“Emeğin tarafındayız”
>> ALİ BOZ ŞEYDA TURAÇLAR
Birleşik Kamu-İş Genel Başkanı Orhan Yıldırım, yaptığı açıklamada, şunları söyledi. “Birleşik Kamu-İş Konfederasyonu olarak, emeğin hakkını savunurken demokrasiden, adaletten ve halk iradesinden asla vazgeçmeyeceğimizi bir kez daha kamuoyuna ilan ediyoruz. Ülkemizde Her geçen gün derinleşen yoksulluk, güvencesiz çalışma ve adaletsizlik, toplumun en geniş kesimlerini etkilerken, çalışanları köleleştiren bu kötü düzene itiraz edenler susturulmak isteniyor. Ne yaparlarsa yapsınlar, hangi gücü kullanırsa kullansınlar Birleşik Kamu İş öncülüğünde büyüyen güçlü sesimizi susturamayacaklar. Ne emeğimizden ne ekmeğimizden ne de Cumhuriyet değerlerinden vazgeçmeyeceğiz! Birleşik Kamu-İş olarak, Emeğe saygı, toplu sözleşmede adalet, Türkiye’de eşitlik ve özgürlük istiyoruz!”
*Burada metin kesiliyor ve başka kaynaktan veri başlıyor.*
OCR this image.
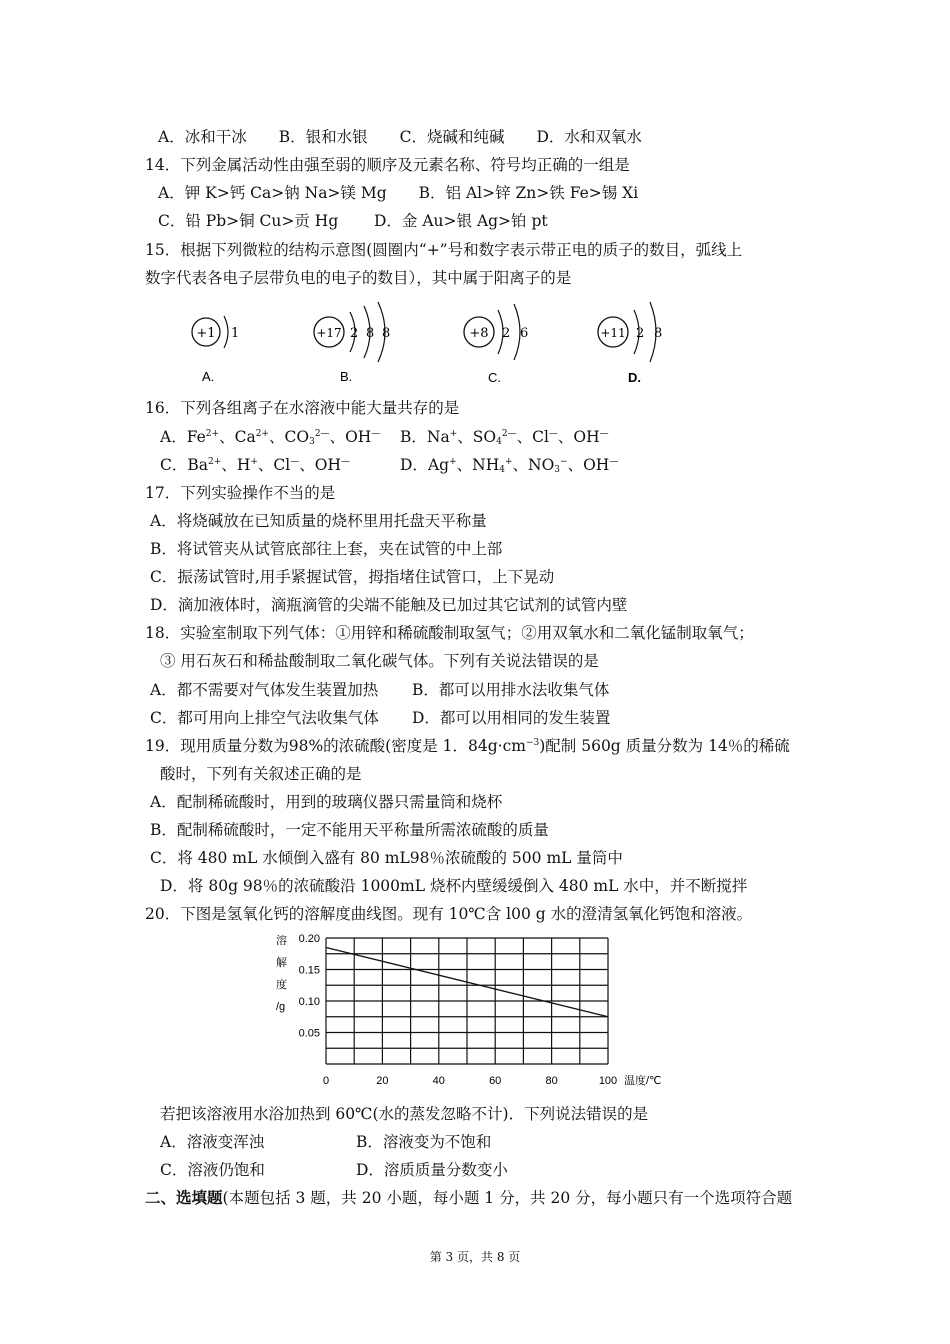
A．冰和干冰 B．银和水银 C．烧碱和纯碱 D．水和双氧水
14．下列金属活动性由强至弱的顺序及元素名称、符号均正确的一组是
A．钾 K>钙 Ca>钠 Na>镁 Mg B．铝 Al>锌 Zn>铁 Fe>锡 Xi
C．铅 Pb>铜 Cu>贡 Hg D．金 Au>银 Ag>铂 pt
15．根据下列微粒的结构示意图(圆圈内“+”号和数字表示带正电的质子的数目，弧线上
数字代表各电子层带负电的电子的数目），其中属于阳离子的是
+1 1
A.
+17 2 8 8
B.
+8 2 6
C.
+11 2 8
D.
16．下列各组离子在水溶液中能大量共存的是
A．$Fe^{2+}$、$Ca^{2+}$、$CO_3^{2—}$、OH— B．Na+、$SO_4^{2—}$、Cl—、OH—
C．$Ba^{2+}$、H+、Cl—、OH—	D．Ag+、$NH_4^+$、$NO_3^-$、OH—
17．下列实验操作不当的是
A．将烧碱放在已知质量的烧杯里用托盘天平称量
B．将试管夹从试管底部往上套，夹在试管的中上部
C．振荡试管时,用手紧握试管，拇指堵住试管口，上下晃动
D．滴加液体时，滴瓶滴管的尖端不能触及已加过其它试剂的试管内壁
18．实验室制取下列气体：①用锌和稀硫酸制取氢气；②用双氧水和二氧化锰制取氧气；
③ 用石灰石和稀盐酸制取二氧化碳气体。下列有关说法错误的是
A．都不需要对气体发生装置加热 B．都可以用排水法收集气体
C．都可用向上排空气法收集气体 D．都可以用相同的发生装置
19．现用质量分数为98%的浓硫酸(密度是 1．$84g\cdot cm^{-3}$)配制 560g 质量分数为 14％的稀硫
酸时，下列有关叙述正确的是
A．配制稀硫酸时，用到的玻璃仪器只需量筒和烧杯
B．配制稀硫酸时，一定不能用天平称量所需浓硫酸的质量
C．将 480 mL 水倾倒入盛有 80 mL98％浓硫酸的 500 mL 量筒中
D．将 80g 98％的浓硫酸沿 1000mL 烧杯内壁缓缓倒入 480 mL 水中，并不断搅拌
20．下图是氢氧化钙的溶解度曲线图。现有 10℃含 l00 g 水的澄清氢氧化钙饱和溶液。
溶
解
度
/g
0.20
0.15
0.10
0.05
0	20	40	60	80	100 温度/℃
若把该溶液用水浴加热到 60℃(水的蒸发忽略不计)．下列说法错误的是
A．溶液变浑浊	B．溶液变为不饱和
C．溶液仍饱和	D．溶质质量分数变小
二、选填题(本题包括 3 题，共 20 小题，每小题 1 分，共 20 分，每小题只有一个选项符合题
第 3 页，共 8 页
Yıldırım, ayrıca şöyle konuştu. “Alınterimiz, emeğimizin hakkı ve adalet için verdiğimiz bu mücadele, yalnız bizim değil, tüm halkımızın ortak kaygısının mücadelesidir. Coğrafyamızda emperyalist ülkelerin Orta Doğu ülkeleri üzerinde savaş oyunlarını sahnelediği bir zamanda ülkemizin birlik beraberlik ve bütünlük içinde herkesin birbirini kucakladığı, kardeşlik hukukunun egemen olduğu bir Türkiye özlemi tüm halkımızın isteğidir. Anayasamızın ve cumhuriyet kazanımlarının her bir Türk vatandaşına eşit hakları tanıdığı bir ortamda, eşitliği bozacak ve halkımızı kardeşlik hukukundan ayrıştıracak hiç bir girişimi Kabul etmeyeceğimizin de bilinmesini istiyoruz. Birleşik Kamu-İş Konfederasyonu olarak, emeğin hakkını savunurken demokrasiden, adaletten ve halk iradesinden asla vazgeçmeyeceğiz. Birleşik Kamu-İş Konfederasyonu olarak biz buradayız ve emeğin tarafındayız. Emeğiyle geçinen herkes için adalet, eşitlik ve onurlu yaşam mücadelemiz sürecek”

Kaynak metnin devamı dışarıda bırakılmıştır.